The existence of this regulatory axis may provide a new molecular mechanism that may help explain individual variation in fat deposition among broilers. Differences in PPP1CC expression levels among individuals may affect NRF1 dephosphorylation and expression, altering PPARγ repression and ultimately affecting adipogenic potential. These observations suggest that PPP1CC could be a candidate gene for molecular breeding strategies to improve fat deposition traits in broiler chickens by modulating NRF1 expression. The PPP1CC–NRF1 axis identified herein is a novel target for developing targeted regulatory strategies. As PPP1CC also has homologous genes in mammals, the regulatory mechanism identified here may also provide insights for comparative studies of adipose metabolism across species.
Despite these findings, several limitations should be acknowledged. It is important to note that our study utilized a multi-site mutant (NRF1–10A) to assess the collective role of these phosphorylation sites. While the lack of additive effect upon PPP1CC overexpression strongly implies a shared regulatory pathway, we cannot rule out the possibility that only a subset of these ten residues are direct targets of PPP1CC, or that PPP1CC acts indirectly via upstream kinases. Future work employing single-site mutagenesis and in vitro phosphatase assays will be required to definitively map the direct dephosphorylation sites.
Our study demonstrates that the PPP1CC–NRF1 axis exerts its specific regulatory function at 48 h of differentiation, characterized by prominent NRF1 dephosphorylation and adipogenic inhibition. We acknowledge a limitation, the lack of continuous monitoring beyond this stage. Given the multi-stage nature of adipogenesis, it is imperative to conduct dynamic functional studies in the future. Mapping the temporal trajectory of PPP1CC activity (e.g., at 72 h, 96 h, and maturation) is essential to distinguish whether this dephosphorylation serves as a transient “switch” for commitment or a sustained mechanism for terminal maturation. Such dynamic functional analysis is crucial to fully construct the temporal landscape of the PPP1CC–NRF1 network.
While this study elucidates the molecular mechanism of the PPP1CC–NRF1 axis in chicken preadipocytes, we acknowledge that direct validation in in vivo chicken adipose tissues was not performed. Consequently, while our in vitro data provide a strong mechanistic foundation, the direct association between this axis and obesity-related phenotypes in living chickens remains to be fully established. Future in vivo investigations are warranted to confirm whether the regulatory patterns observed in our cellular models accurately reflect the physiological status of adipose tissue during avian obesity development.

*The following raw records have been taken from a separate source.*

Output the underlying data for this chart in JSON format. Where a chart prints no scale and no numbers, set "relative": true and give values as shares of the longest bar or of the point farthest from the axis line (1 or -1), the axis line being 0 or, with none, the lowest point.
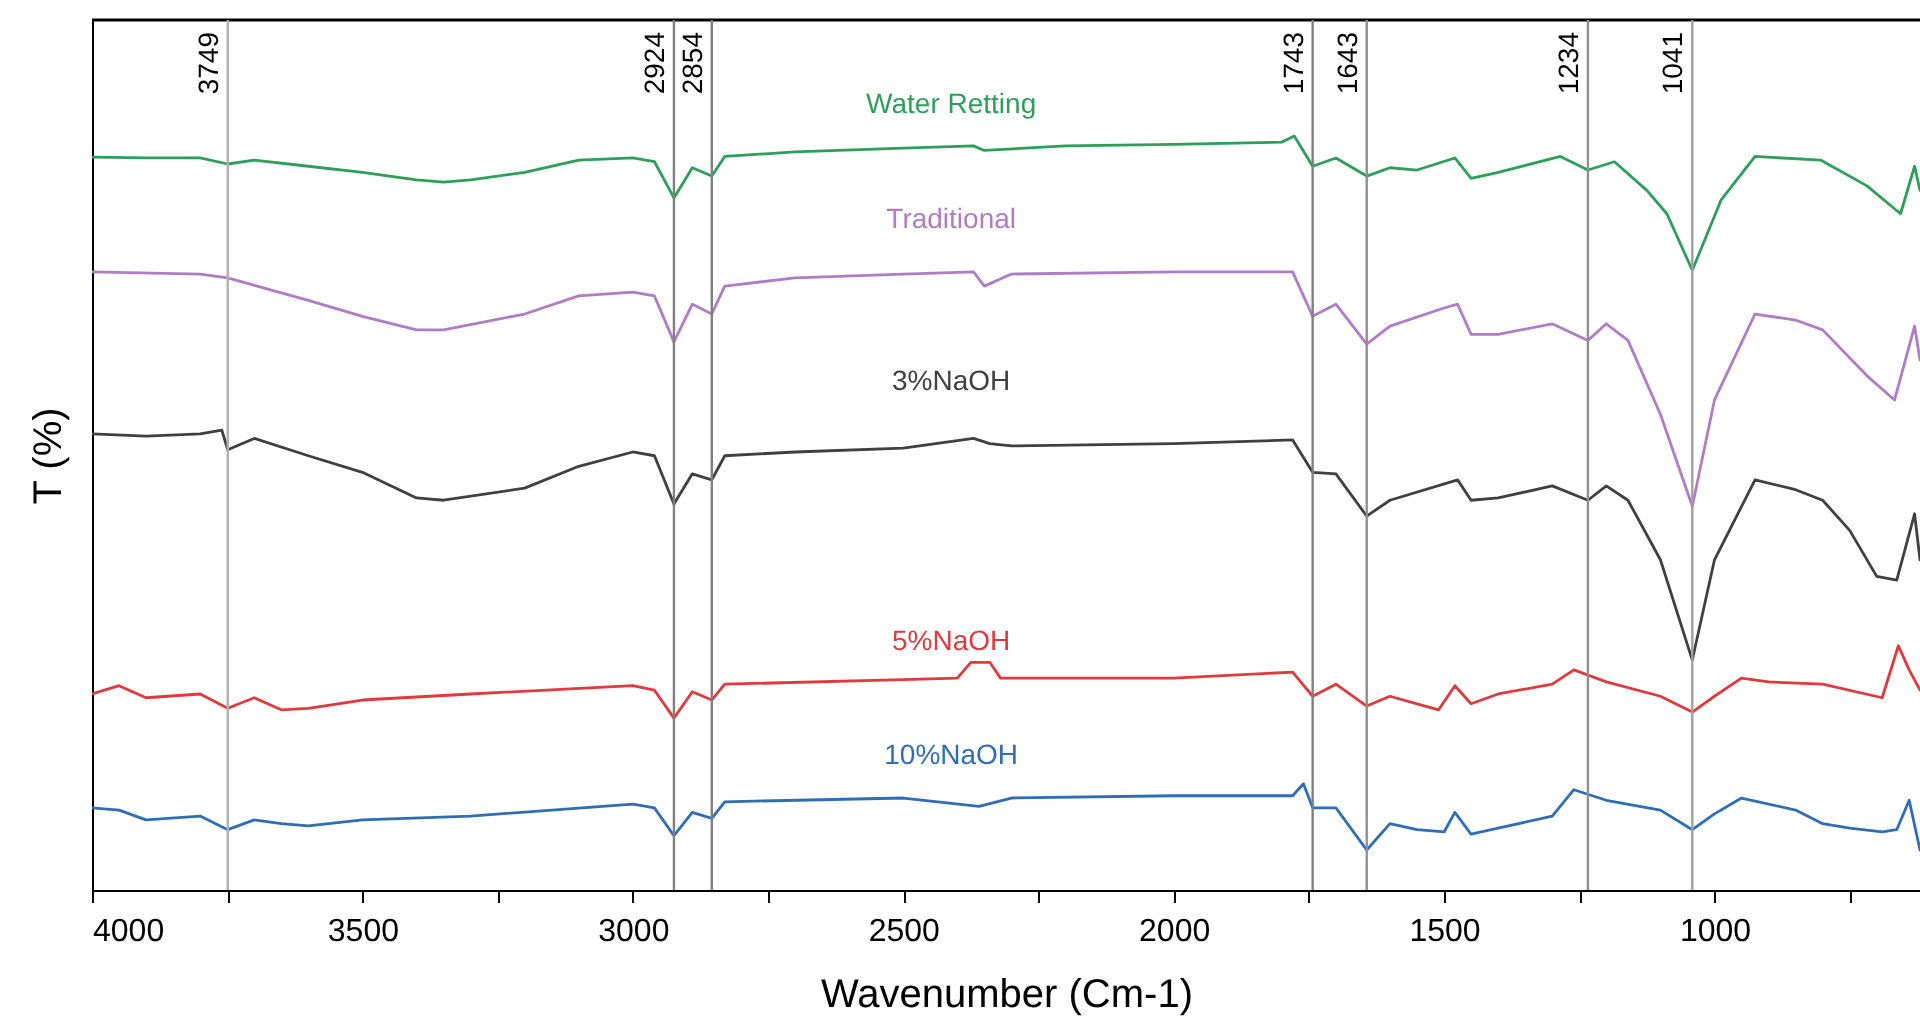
{
  "chart_data": {
    "type": "line",
    "relative": true,
    "xlabel": "Wavenumber (Cm-1)",
    "ylabel": "T (%)",
    "xlim": [
      4000,
      620
    ],
    "xticks": [
      4000,
      {
        "value": 3750,
        "label": null
      },
      3500,
      {
        "value": 3250,
        "label": null
      },
      3000,
      {
        "value": 2750,
        "label": null
      },
      2500,
      {
        "value": 2250,
        "label": null
      },
      2000,
      {
        "value": 1750,
        "label": null
      },
      1500,
      {
        "value": 1250,
        "label": null
      },
      1000,
      {
        "value": 750,
        "label": null
      }
    ],
    "grid": false,
    "line_style": "solid",
    "marker": "none",
    "ref_lines": [
      {
        "axis": "x",
        "value": 3749,
        "label": "3749",
        "color": "#b0b0b0"
      },
      {
        "axis": "x",
        "value": 2924,
        "label": "2924",
        "color": "#808080"
      },
      {
        "axis": "x",
        "value": 2854,
        "label": "2854",
        "color": "#808080"
      },
      {
        "axis": "x",
        "value": 1743,
        "label": "1743",
        "color": "#808080"
      },
      {
        "axis": "x",
        "value": 1643,
        "label": "1643",
        "color": "#909090"
      },
      {
        "axis": "x",
        "value": 1234,
        "label": "1234",
        "color": "#909090"
      },
      {
        "axis": "x",
        "value": 1041,
        "label": "1041",
        "color": "#a0a0a0"
      }
    ],
    "series": [
      {
        "name": "Water Retting",
        "color": "#2e9e5b",
        "x": [
          4000,
          3900,
          3800,
          3749,
          3700,
          3600,
          3500,
          3400,
          3350,
          3300,
          3200,
          3100,
          3000,
          2960,
          2924,
          2890,
          2854,
          2830,
          2700,
          2500,
          2370,
          2350,
          2200,
          2000,
          1800,
          1777,
          1743,
          1700,
          1643,
          1600,
          1550,
          1480,
          1450,
          1400,
          1285,
          1234,
          1185,
          1125,
          1088,
          1041,
          988,
          925,
          803,
          718,
          656,
          630,
          620
        ],
        "values": [
          0.972,
          0.971,
          0.971,
          0.963,
          0.968,
          0.96,
          0.952,
          0.942,
          0.939,
          0.942,
          0.952,
          0.968,
          0.971,
          0.966,
          0.918,
          0.958,
          0.947,
          0.973,
          0.979,
          0.984,
          0.987,
          0.981,
          0.987,
          0.989,
          0.992,
          1.0,
          0.96,
          0.971,
          0.947,
          0.958,
          0.955,
          0.971,
          0.944,
          0.952,
          0.973,
          0.955,
          0.966,
          0.928,
          0.897,
          0.822,
          0.915,
          0.973,
          0.968,
          0.934,
          0.897,
          0.96,
          0.928
        ]
      },
      {
        "name": "Traditional",
        "color": "#b07cc6",
        "x": [
          4000,
          3800,
          3749,
          3600,
          3500,
          3400,
          3350,
          3200,
          3100,
          3000,
          2960,
          2924,
          2890,
          2854,
          2830,
          2700,
          2500,
          2370,
          2350,
          2300,
          2000,
          1780,
          1743,
          1700,
          1643,
          1600,
          1500,
          1475,
          1450,
          1400,
          1300,
          1234,
          1200,
          1160,
          1100,
          1041,
          1000,
          925,
          850,
          800,
          718,
          667,
          630,
          620
        ],
        "values": [
          0.82,
          0.817,
          0.812,
          0.782,
          0.761,
          0.743,
          0.743,
          0.764,
          0.788,
          0.793,
          0.788,
          0.727,
          0.777,
          0.764,
          0.801,
          0.812,
          0.817,
          0.82,
          0.801,
          0.817,
          0.82,
          0.82,
          0.761,
          0.777,
          0.724,
          0.748,
          0.772,
          0.777,
          0.737,
          0.737,
          0.751,
          0.729,
          0.751,
          0.729,
          0.631,
          0.509,
          0.65,
          0.764,
          0.756,
          0.743,
          0.682,
          0.65,
          0.748,
          0.703
        ]
      },
      {
        "name": "3%NaOH",
        "color": "#404040",
        "x": [
          4000,
          3900,
          3800,
          3760,
          3749,
          3700,
          3600,
          3500,
          3400,
          3350,
          3200,
          3100,
          3000,
          2960,
          2924,
          2890,
          2854,
          2830,
          2700,
          2500,
          2370,
          2340,
          2300,
          2000,
          1780,
          1743,
          1700,
          1643,
          1600,
          1475,
          1450,
          1400,
          1300,
          1234,
          1200,
          1160,
          1100,
          1041,
          1000,
          925,
          850,
          800,
          750,
          700,
          663,
          630,
          620
        ],
        "values": [
          0.605,
          0.602,
          0.605,
          0.61,
          0.584,
          0.599,
          0.576,
          0.554,
          0.52,
          0.517,
          0.533,
          0.562,
          0.581,
          0.576,
          0.512,
          0.552,
          0.544,
          0.576,
          0.581,
          0.586,
          0.599,
          0.592,
          0.589,
          0.592,
          0.597,
          0.554,
          0.552,
          0.496,
          0.517,
          0.544,
          0.517,
          0.52,
          0.536,
          0.517,
          0.536,
          0.517,
          0.438,
          0.305,
          0.438,
          0.544,
          0.531,
          0.517,
          0.477,
          0.416,
          0.411,
          0.499,
          0.438
        ]
      },
      {
        "name": "5%NaOH",
        "color": "#e0393e",
        "x": [
          4000,
          3950,
          3900,
          3800,
          3749,
          3700,
          3650,
          3600,
          3500,
          3300,
          3000,
          2960,
          2924,
          2890,
          2854,
          2830,
          2500,
          2400,
          2375,
          2340,
          2320,
          2000,
          1780,
          1743,
          1700,
          1643,
          1600,
          1550,
          1510,
          1480,
          1450,
          1400,
          1300,
          1260,
          1200,
          1100,
          1041,
          1000,
          950,
          900,
          800,
          690,
          660,
          640,
          620
        ],
        "values": [
          0.26,
          0.271,
          0.255,
          0.26,
          0.241,
          0.255,
          0.239,
          0.241,
          0.252,
          0.26,
          0.271,
          0.265,
          0.228,
          0.263,
          0.252,
          0.273,
          0.279,
          0.281,
          0.302,
          0.302,
          0.281,
          0.281,
          0.289,
          0.257,
          0.273,
          0.244,
          0.257,
          0.247,
          0.239,
          0.271,
          0.247,
          0.26,
          0.273,
          0.292,
          0.276,
          0.257,
          0.236,
          0.257,
          0.281,
          0.276,
          0.273,
          0.255,
          0.324,
          0.292,
          0.265
        ]
      },
      {
        "name": "10%NaOH",
        "color": "#2f6db5",
        "x": [
          4000,
          3950,
          3900,
          3800,
          3749,
          3700,
          3650,
          3600,
          3500,
          3300,
          3000,
          2960,
          2924,
          2890,
          2854,
          2830,
          2500,
          2360,
          2300,
          2000,
          1780,
          1760,
          1743,
          1700,
          1643,
          1600,
          1550,
          1500,
          1480,
          1450,
          1400,
          1300,
          1260,
          1200,
          1100,
          1041,
          1000,
          950,
          850,
          800,
          750,
          690,
          663,
          640,
          620
        ],
        "values": [
          0.109,
          0.106,
          0.093,
          0.098,
          0.08,
          0.093,
          0.088,
          0.085,
          0.093,
          0.098,
          0.114,
          0.109,
          0.072,
          0.103,
          0.095,
          0.117,
          0.122,
          0.111,
          0.122,
          0.125,
          0.125,
          0.141,
          0.109,
          0.109,
          0.053,
          0.088,
          0.08,
          0.077,
          0.103,
          0.074,
          0.082,
          0.098,
          0.133,
          0.119,
          0.106,
          0.08,
          0.101,
          0.122,
          0.106,
          0.088,
          0.082,
          0.077,
          0.08,
          0.119,
          0.053
        ]
      }
    ]
  }
}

In summary, this study demonstrates that PPP1CC increases NRF1 expression through a dephosphorylation-dependent mechanism, enhancing NRF1-mediated repression of PPARγ and ultimately suppressing chicken preadipocyte differentiation. Based on these results, it was hypothesized that PPP1CC binds to the transcription factor NRF1 and regulates its expression by dephosphorylation, modulating the transcriptional activity of NRF1 target genes and inhibiting PPARγ-driven adipogenic signaling pathways. Elucidation of this novel PPP1CC–NRF1 regulatory mechanism expands the current understanding of adipogenic regulation in chickens and fills an important gap regarding the role of PPP1CC in fat metabolism. This study provides valuable insights to improve broiler production efficiency.